When you want cubic to actively flag specific issues or patterns, use custom rules instead of general context. Custom rules are ideal for:
  • Enforcing specific coding standards
  • Detecting anti-patterns unique to your codebase
  • Preventing known security vulnerabilities
  • Ensuring compliance with team conventions
Learn more about creating and managing custom rules in the custom rules documentation.

Best practices

Your main README is the most important context file. Ensure it clearly explains the project’s purpose, architecture, and key conventions.

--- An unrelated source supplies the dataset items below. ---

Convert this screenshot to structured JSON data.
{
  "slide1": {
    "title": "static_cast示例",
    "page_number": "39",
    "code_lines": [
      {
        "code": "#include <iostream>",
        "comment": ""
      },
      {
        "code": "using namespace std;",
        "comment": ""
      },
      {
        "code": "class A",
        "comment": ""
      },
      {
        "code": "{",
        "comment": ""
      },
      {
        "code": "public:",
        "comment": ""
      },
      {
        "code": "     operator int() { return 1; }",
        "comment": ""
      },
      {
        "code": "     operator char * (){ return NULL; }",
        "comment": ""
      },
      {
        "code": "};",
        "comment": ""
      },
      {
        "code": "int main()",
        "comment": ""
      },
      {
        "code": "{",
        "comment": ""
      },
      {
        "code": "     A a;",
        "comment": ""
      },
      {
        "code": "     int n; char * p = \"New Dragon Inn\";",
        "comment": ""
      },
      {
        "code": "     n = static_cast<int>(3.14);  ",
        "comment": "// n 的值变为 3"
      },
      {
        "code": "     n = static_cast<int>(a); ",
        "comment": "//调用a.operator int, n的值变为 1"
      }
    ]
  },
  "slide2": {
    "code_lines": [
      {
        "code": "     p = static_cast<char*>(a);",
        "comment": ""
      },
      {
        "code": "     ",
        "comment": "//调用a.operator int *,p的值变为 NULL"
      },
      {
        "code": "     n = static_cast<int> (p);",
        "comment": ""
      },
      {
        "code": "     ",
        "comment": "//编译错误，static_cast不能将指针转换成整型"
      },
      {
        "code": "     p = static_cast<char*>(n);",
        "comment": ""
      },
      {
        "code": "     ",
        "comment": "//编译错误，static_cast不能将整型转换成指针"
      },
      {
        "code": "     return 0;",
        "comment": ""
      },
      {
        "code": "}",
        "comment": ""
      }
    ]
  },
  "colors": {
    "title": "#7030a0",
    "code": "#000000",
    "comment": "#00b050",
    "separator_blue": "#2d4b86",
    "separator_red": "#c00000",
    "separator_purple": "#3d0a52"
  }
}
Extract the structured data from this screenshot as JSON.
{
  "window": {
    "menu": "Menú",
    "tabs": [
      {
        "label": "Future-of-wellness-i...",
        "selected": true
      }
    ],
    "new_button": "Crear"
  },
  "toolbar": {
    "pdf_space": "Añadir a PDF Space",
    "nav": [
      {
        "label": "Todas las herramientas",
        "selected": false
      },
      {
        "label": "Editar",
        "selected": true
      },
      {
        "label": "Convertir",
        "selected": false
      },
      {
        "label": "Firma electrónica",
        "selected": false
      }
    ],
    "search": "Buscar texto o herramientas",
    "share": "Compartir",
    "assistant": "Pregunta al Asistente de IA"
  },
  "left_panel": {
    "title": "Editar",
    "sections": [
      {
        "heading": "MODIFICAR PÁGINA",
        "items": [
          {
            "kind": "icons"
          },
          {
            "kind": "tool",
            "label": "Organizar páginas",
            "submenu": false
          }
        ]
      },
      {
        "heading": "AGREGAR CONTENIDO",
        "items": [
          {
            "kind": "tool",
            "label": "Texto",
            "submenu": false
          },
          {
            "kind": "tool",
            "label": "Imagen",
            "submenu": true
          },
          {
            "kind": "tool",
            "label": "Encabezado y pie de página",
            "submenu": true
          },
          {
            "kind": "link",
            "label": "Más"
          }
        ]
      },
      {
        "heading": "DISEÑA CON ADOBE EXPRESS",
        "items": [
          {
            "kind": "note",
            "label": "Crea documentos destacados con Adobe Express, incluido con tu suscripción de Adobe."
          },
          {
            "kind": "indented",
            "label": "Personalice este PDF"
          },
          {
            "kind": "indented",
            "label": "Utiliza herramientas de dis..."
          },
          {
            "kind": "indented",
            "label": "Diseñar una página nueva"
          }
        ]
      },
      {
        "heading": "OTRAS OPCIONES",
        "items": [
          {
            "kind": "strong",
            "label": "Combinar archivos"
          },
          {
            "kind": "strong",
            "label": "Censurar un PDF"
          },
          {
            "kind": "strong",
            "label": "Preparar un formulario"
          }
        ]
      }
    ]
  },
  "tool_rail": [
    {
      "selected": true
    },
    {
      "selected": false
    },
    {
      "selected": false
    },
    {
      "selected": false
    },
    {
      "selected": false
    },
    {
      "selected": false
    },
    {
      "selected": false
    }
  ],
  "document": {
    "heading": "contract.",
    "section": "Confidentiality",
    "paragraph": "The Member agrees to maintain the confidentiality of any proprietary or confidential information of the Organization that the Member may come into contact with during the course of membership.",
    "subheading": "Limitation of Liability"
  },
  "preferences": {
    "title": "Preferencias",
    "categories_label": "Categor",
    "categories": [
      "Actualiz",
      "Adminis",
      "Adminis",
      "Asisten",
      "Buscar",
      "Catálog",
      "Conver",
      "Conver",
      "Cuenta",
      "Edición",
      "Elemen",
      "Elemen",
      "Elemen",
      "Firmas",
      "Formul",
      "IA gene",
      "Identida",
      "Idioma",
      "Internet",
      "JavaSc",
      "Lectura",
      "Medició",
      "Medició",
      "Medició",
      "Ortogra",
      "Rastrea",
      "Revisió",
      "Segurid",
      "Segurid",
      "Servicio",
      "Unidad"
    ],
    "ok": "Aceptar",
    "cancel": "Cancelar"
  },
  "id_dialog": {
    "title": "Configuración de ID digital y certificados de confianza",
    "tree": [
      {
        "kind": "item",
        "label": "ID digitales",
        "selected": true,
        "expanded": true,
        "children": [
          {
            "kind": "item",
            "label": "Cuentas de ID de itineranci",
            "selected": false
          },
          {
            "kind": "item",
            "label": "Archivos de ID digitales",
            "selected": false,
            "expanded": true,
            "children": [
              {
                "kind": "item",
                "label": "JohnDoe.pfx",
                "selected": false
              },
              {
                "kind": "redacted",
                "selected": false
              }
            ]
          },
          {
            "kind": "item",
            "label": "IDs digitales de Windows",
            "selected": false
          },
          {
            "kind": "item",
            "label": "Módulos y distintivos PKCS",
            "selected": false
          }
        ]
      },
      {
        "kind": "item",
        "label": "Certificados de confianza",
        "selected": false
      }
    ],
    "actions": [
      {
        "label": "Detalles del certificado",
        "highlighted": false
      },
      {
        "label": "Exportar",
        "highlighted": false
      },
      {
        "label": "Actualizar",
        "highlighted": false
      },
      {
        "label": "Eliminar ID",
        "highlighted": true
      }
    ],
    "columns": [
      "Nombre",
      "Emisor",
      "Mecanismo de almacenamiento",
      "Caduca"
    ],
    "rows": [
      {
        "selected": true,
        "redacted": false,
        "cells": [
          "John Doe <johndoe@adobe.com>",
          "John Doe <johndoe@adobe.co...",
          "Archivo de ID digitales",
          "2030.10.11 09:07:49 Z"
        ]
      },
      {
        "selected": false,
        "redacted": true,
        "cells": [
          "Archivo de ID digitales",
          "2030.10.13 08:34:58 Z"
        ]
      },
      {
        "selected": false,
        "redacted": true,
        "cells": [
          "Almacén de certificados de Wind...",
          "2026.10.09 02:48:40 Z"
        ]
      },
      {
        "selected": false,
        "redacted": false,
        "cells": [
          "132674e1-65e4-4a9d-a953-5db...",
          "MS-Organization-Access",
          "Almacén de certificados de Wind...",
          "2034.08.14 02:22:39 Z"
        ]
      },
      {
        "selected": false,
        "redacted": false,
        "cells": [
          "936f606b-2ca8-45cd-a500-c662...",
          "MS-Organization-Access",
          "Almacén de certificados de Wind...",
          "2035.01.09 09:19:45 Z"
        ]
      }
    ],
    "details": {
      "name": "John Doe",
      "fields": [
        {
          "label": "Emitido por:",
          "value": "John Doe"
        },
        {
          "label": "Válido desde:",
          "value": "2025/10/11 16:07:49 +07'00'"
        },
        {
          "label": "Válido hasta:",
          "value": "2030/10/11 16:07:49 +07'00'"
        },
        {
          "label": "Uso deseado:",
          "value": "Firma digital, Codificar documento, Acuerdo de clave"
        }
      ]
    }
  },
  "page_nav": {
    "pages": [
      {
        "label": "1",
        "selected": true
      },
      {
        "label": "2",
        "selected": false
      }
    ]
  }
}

Outdated context can lead to incorrect suggestions. Review and update your context files regularly, especially after major architectural changes.
Provide concrete examples and clear guidelines. Instead of “write good code,” specify “use React hooks instead of class components” or “prefer async/await over Promise chains.”
For large projects, create separate context files for different domains (e.g., frontend-context.md, backend-context.md) to keep information focused and manageable.
Context files provide background information, while custom rules actively flag violations. Use custom rules when you need cubic to consistently catch specific issues.